According to Netflix, I have had 3:10 to Yuma in my apartment since 1/8/08. Netflix doesn't care. As long as I pay my subscription, I can keep it as long as I like. It isn't judging me. I am judging myself. I have had plenty of opportunities to watch this movie. There are plenty of movies I am looking forward to watching, waiting for me in my queue. So why does a part of me refuse to watch this movie? I wanted to watch it several months ago, otherwise I wouldn't have put it in my queue. It has lots of actors I like in it. It got very good reviews. It's not like I haven't had the time: I have spent plenty of hours on weekends watching reruns of Top Chef and Top Model and America's Next Best Top Dance Crew (or whatever it's called - Go Jabbas!) but I will not watch this movie. I'll be cleaning my living room, see it sitting on my end table and I'll come up with different reasons why it's just not the right time to watch the damn thing already.

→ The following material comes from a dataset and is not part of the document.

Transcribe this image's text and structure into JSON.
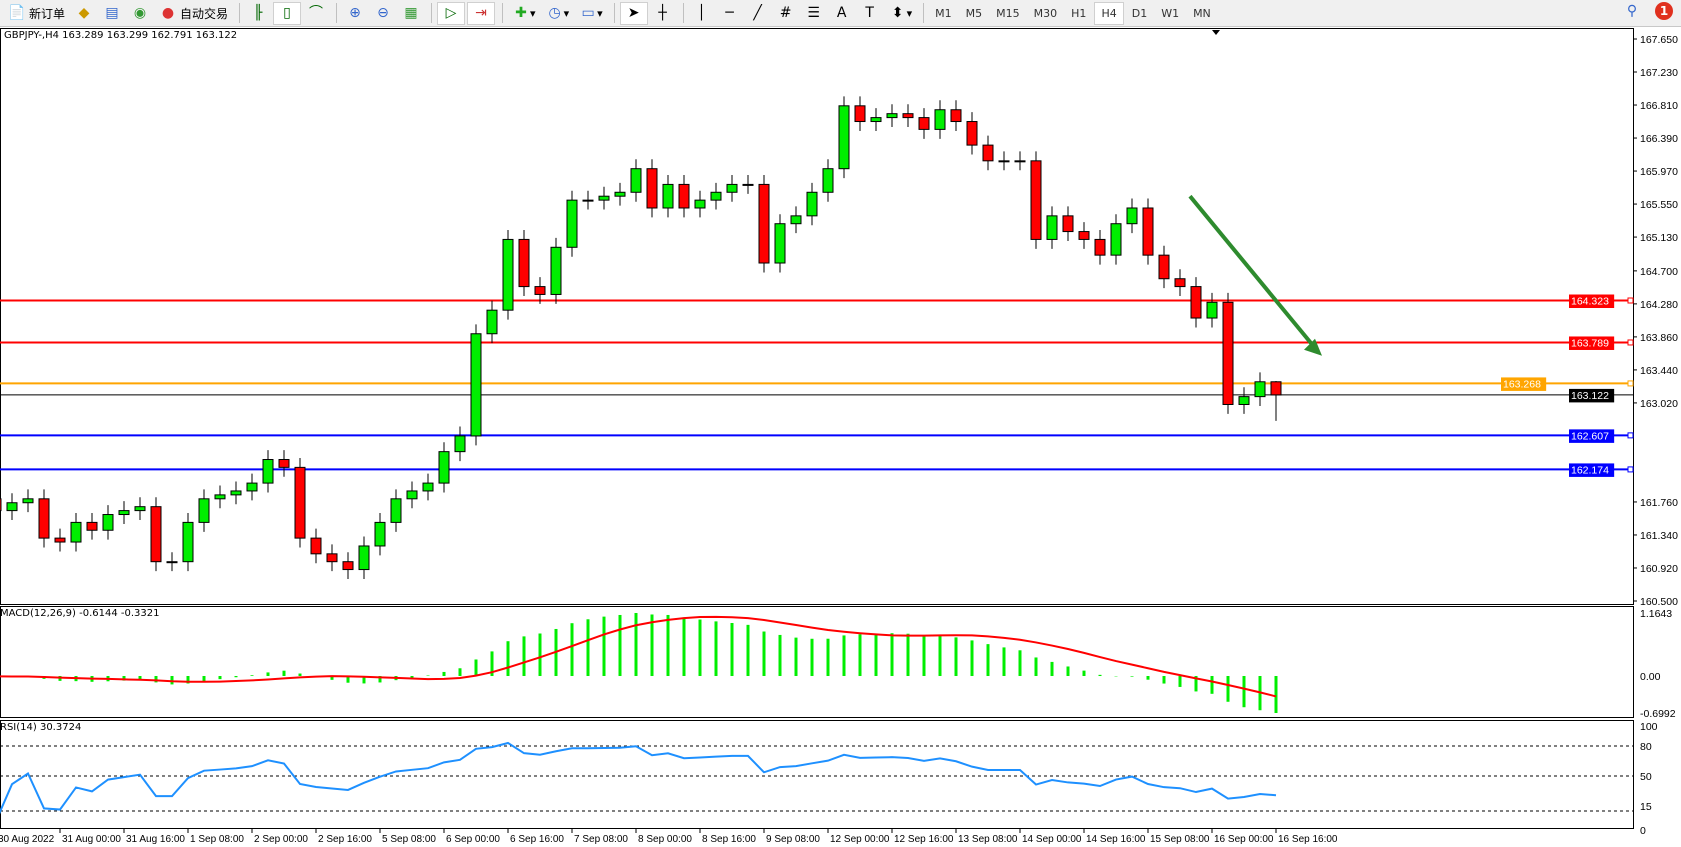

Despite my ambivalence, I also cannot bring myself to abandon it completely and send it back unwatched. I keep thinking there will be a time where the mood will strike me and i'll say to myself "It's time to watch 3:10 to Yuma!" Just because it's been 4 months and that feeling has not returned doesn't mean it never will.
But tonight I have decided I will no longer wait for inspiration to arrive. I am forcing my own hand. I will watch 3:10 to Yuma! I have enough time before i go to bed. I have twisted something in my back that renders me a captive audience. There are no more excuses. The time is now! I will begrudingly watch this movie. I just need to organize all the things I need to effectively multitask while watching it and then I'll put it in. I swear. I'm gonna do it. I am! Probably. I mean this episode of Eli Stone that came on after desperate houswives has both katey sagal and graham from my so-called life guest-starring in it, and that's an attractive alternative... no! No. The movie. Tonight, we finish this. And I will send it back and get a new movie. And i will keep that one for less than 4 months. I will break my netflix coma and live again!